Die Israel-Lobby macht keinen Hehl aus ihrer Bereitschaft, die Gegner ihrer Gegner finanziell zu unterstützen. Die einzige Sphäre, in der ihre gesinnungspolizeilichen Aktivitäten erfolglos blieben, sind die Universitäten. Viele Präsidenten, Dekane und andere Mitglieder des Lehrkörpers (auch jüdische) haben die akademische Freiheit gegen die Einmischung privater Sponsoren und von Parlamentariern aus den Bundesstaaten verteidigt und sich Pressionen widersetzt, darunter der Anwerbung von Studenten zur Bespitzelung und Denunziation vermeintlich verdächtiger Hochschullehrer. (Der ehemalige Präsident der Harvard-Universität Lawrence Summers verurteilte Israel-Kritiker an seiner Hochschule als „Antisemiten", und als er wegen notorischer Grobheit und Taktlosigkeit zurücktreten musste, erklärten einige seiner Anhänger unverzüglich, zu Fall gebracht habe ihn der Antisemitismus.)


Amerikas Juden und Israel

Die jüdische Gemeinschaft lässt es zu, dass sie von Leuten vertreten wird, deren Persönlichkeit und Manieren wenig gemein haben mit denen der Nobelpreisträger, Schriftsteller und Denker, auf die sie mit gutem Recht stolz ist. Man fühlt sich eher an die furchterregenden Gangster einer früheren Generation erinnert. Um der Verteidigung Israels willen sinkt sie auf das Niveau des vulgärsten Ethnozentrismus herab.
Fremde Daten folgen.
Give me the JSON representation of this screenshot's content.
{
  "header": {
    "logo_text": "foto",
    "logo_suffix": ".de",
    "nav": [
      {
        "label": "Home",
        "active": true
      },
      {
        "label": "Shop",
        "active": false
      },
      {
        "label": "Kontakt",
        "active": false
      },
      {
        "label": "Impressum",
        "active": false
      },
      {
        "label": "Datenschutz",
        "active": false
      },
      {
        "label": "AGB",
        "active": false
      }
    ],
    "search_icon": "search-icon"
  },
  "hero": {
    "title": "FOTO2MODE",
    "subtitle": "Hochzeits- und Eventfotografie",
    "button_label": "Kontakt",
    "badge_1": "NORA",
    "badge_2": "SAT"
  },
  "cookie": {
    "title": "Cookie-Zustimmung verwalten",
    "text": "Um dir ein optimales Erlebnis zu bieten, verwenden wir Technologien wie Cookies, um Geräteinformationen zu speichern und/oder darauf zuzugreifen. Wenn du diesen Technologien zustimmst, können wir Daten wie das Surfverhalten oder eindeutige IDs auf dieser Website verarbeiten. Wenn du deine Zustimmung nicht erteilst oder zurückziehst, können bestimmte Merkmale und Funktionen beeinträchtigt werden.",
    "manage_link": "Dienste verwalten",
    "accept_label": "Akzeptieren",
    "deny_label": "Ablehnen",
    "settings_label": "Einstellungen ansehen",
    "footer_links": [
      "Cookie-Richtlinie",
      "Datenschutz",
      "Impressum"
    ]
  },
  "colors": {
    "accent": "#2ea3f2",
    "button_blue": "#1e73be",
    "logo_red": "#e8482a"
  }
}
Man sagt Juden manchmal überzogene Introspektion und eine Anfälligkeit für übertriebene Schuldgefühle nach. Nichtsdestotrotz beanspruchen die amerikanischen Juden in einem überwiegend christlichen Land alle Bürgerrechte, während ihre Repräsentanten zugleich auf dem jüdischen Charakter Israels bestehen und darauf beharren, dass nichts geschieht, was diesen verändern könnte. Gleichzeitig ist man bereit, mit fundamentalistischen Protestanten zu paktieren, deren Philosemitismus auf apokalyptischen Albträumen basiert - einige von ihnen haben die Libanonkrise als Beginn des Armageddon begrüßt. Ihre buchstabengläubige Bibelauslegung veranlasst sie, Israel deshalb zu unterstützen, weil die Rückkehr der Juden ins Heilige Land zu deren unmittelbar bevorstehender Konversion - und zu ihrem Verschwinden - führen werde. Diese Widersprüche erklären sich aus einer tief sitzenden Identifikation mit Israel.
Die meisten Juden Amerikas stammen von der jüdischen Emigration aus Osteuropa im späten 19. und frühen 20. Jahrhundert ab. Ungefähr 150000 kamen vor dem Zweiten Weltkrieg aus Österreich, Deutschland und Westeuropa, weitere 150000, die den Holocaust überlebt hatten, folgten ihnen später nach. Außerdem gibt es eine neuere Gruppe, die nach 1989 aus Russland zuwanderte, und viele Israelis. (Der Kongressabgeordnete Rahm Emanuel beispielsweise, ein einflussreicher Demokrat, ist Sohn israelischer Einwanderer und hat in der israelischen Armee seinen Dienst geleistet.) Eine Anzahl in Amerika geborener Juden hat sich in Israel niedergelassen oder pendelt zwischen den beiden Ländern. Douglas Feith, der als Rumsfelds Undersecretary of Defense die „Beweise" für irakische Massenvernichtungswaffen und Al-Qaida-Verbindungen lieferte, praktizierte einige Jahre lang als Anwalt in Israel. Seine familiären Verbindungen zur Likud-Partei erlaubten ihm, als Mittelsmann zur israelischen Rüstungsindustrie zu fungieren. Auch andere Berater und Mitarbeiter des US-Verteidigungsministeriums hatten und haben enge Verbindungen zur Likud-Partei, geschäftlicher wie politischer Art. Überhaupt kann man den Neokonservatismus (ein Euphemismus für die totale Unterstützung Israels) zu großen Teilen als einen ziemlich profitablen Geschäftszweig betrachten.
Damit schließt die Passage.